Ammirevol fatto di beneficienza in quest’incontro ci fu narrato. Il re Cristiano, di cui testè abbiam detto, s’accorse che i Musulmani poveri aspettavano lì su la nave pericolante non avendo di che pagare i barcaiuoli, i quali avean rincarato il prezzo di lor opera, or che si trattava di salvar la vita.
Guglielmo informossi del caso e saputolo, largì a quegli infelici cento ruba ‘î della sua moneta a fin di pagare lo sbarco: e così egli liberò tutti i Musulmani, senza averne pur un saluto. Eglino dissero bensì “lode a Dio signore dei mondi”.
Al secondo giorno i marosi ruppero la nave in pezzi e la gittarono a terra: singolare spettacolo ai riguardanti, e miracolo a chi ci riflettea sopra. Mirabile in vero ci parve il nostro salvamento dal naufragio.” ‒ Ibn Giubayr, Riḥla (“Il Viaggio”)
Nella sfortuna, tuttavia, il veliero naufragato fu avvistato, e alcune imbarcazioni giunsero in soccorso. I naufraghi vennero tratti in salvo dietro pagamento del trasbordo. Sembra l’ultima beffa, ma il gruppo di naufraghi approda in terra amica: Guglielmo II in persona, che si trovava a Messina, si recò sul luogo del naufragio, e pagò personalmente il salvataggio dei naufraghi.
Guglielmo II era il successore di Ruggero II d’Altavilla, che attrasse intorno a sé i migliori uomini di ogni etnia, come il geografo maghrebino al-Idrīsī, lo storico Nilus Doxopatrius, il poeta ʿAbd al-Raḥmān al-Itrābānishī che ricopriva anche il ruolo di segretario e altri eruditi ancora.
Alla sua corte vediamo uomini come l’anglo-normanno Thomas Brun nella Curia, il greco Cristodulo nella flotta e il bizantino Giorgio di Antiochia, che nel 1132 fu fatto amiratus amiratorum (Ammiraglio Comandante in capo della flotta).
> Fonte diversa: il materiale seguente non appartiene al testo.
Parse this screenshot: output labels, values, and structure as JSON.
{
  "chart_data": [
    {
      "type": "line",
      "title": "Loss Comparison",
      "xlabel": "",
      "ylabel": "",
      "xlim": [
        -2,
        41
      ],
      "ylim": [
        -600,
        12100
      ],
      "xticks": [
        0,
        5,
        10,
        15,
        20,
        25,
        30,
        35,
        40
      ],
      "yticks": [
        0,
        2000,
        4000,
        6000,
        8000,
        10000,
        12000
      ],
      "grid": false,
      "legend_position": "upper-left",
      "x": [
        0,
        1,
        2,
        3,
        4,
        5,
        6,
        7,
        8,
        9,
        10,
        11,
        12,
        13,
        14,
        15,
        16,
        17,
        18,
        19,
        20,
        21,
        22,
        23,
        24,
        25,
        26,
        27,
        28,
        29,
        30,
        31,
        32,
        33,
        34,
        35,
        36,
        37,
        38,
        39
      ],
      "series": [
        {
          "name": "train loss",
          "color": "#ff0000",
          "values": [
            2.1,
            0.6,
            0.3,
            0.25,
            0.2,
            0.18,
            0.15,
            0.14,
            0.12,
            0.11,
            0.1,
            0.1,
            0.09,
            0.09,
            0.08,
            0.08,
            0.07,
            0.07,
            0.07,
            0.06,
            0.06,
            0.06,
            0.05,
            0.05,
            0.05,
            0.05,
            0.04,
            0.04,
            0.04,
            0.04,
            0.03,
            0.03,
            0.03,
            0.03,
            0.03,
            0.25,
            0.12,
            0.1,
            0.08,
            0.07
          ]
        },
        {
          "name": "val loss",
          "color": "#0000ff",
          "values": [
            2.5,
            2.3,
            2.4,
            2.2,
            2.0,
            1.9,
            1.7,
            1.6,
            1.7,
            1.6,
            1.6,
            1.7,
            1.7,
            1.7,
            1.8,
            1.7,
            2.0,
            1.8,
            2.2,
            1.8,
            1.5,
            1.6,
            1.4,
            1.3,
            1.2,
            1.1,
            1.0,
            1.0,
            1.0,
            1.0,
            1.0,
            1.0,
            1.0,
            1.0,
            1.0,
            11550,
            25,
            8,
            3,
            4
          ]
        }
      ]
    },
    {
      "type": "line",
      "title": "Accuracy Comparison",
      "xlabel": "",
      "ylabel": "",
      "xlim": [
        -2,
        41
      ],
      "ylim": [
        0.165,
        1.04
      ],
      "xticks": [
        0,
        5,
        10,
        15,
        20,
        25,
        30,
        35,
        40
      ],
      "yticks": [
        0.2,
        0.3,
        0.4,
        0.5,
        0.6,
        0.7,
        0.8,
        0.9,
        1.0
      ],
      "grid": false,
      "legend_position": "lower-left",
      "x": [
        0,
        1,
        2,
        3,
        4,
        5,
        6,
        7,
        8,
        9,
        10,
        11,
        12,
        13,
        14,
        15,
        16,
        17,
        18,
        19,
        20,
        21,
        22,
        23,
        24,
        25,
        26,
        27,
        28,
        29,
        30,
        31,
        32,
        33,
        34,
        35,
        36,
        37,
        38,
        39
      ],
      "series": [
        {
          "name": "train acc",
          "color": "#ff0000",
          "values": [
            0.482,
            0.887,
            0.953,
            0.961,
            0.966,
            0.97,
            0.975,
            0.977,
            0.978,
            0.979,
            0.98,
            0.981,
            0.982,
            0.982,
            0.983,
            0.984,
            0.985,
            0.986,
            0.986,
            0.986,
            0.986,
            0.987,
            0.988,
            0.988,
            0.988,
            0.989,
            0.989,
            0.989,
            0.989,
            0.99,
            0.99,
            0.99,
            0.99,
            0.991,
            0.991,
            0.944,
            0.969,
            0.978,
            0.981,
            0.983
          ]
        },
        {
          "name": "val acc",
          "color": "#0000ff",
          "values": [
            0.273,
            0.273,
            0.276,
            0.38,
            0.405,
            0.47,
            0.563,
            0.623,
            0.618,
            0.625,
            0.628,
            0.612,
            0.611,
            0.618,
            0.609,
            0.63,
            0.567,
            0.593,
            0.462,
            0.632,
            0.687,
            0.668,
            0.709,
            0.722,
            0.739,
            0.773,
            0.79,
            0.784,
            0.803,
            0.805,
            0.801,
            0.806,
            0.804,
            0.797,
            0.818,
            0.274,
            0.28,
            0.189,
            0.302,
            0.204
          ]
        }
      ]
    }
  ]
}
L’atmosfera che regnava nella Sicilia di Guglielmo II d’Altavilla non era per tanto ostile agli ambienti interculturali, e il nuovo Re mantenne nel regno una completa tolleranza per tutte le fedi, razze e lingue. Come il padre, anche Guglielmo fu servito da uomini di ogni nazionalità tanto che l’arabista e storico siciliano Michele Amari affermò nei suoi scritti:
“E pur l’universale della popolazione non aborriva per anco i Musulmani (…) la voce del muezzin non facea ribrezzo nelle grandi città (…) onde gli eunuchi, gaiti o paggi che dir si vogliano, esercitavano gli ufficii di corte sotto quel velo sottilissimo d’ipocrisia che li facea apparire cristiani (….) Guglielmo accogliea con onore i Musulmani stranieri, medici e astrologhi e largìa denaro a’ poeti (…) i Musulmani soggiornavano in alcuni sobborghi senza compagnia di Cristiani; un qâdî amministrava la loro giustizia; frequentavan essi le moschee e ciascuna era anco scuola: fiorivano i loro mercati (…)”
Ancora Ibn Giubayr, nella sua Riḥla (Il Viaggio), ricorda come nel terremoto del 1169, egli s’aggirasse nella reggia affermando ai suoi diversi servitori:
“Che ciascuno preghi il Dio ch’egli adora! Chi avrà fede nel suo Dio, sentirà la pace in cuore”.
Written by Claudio Fadda
Note
[1] Piccolo battello di servizio, atto allo sbarco.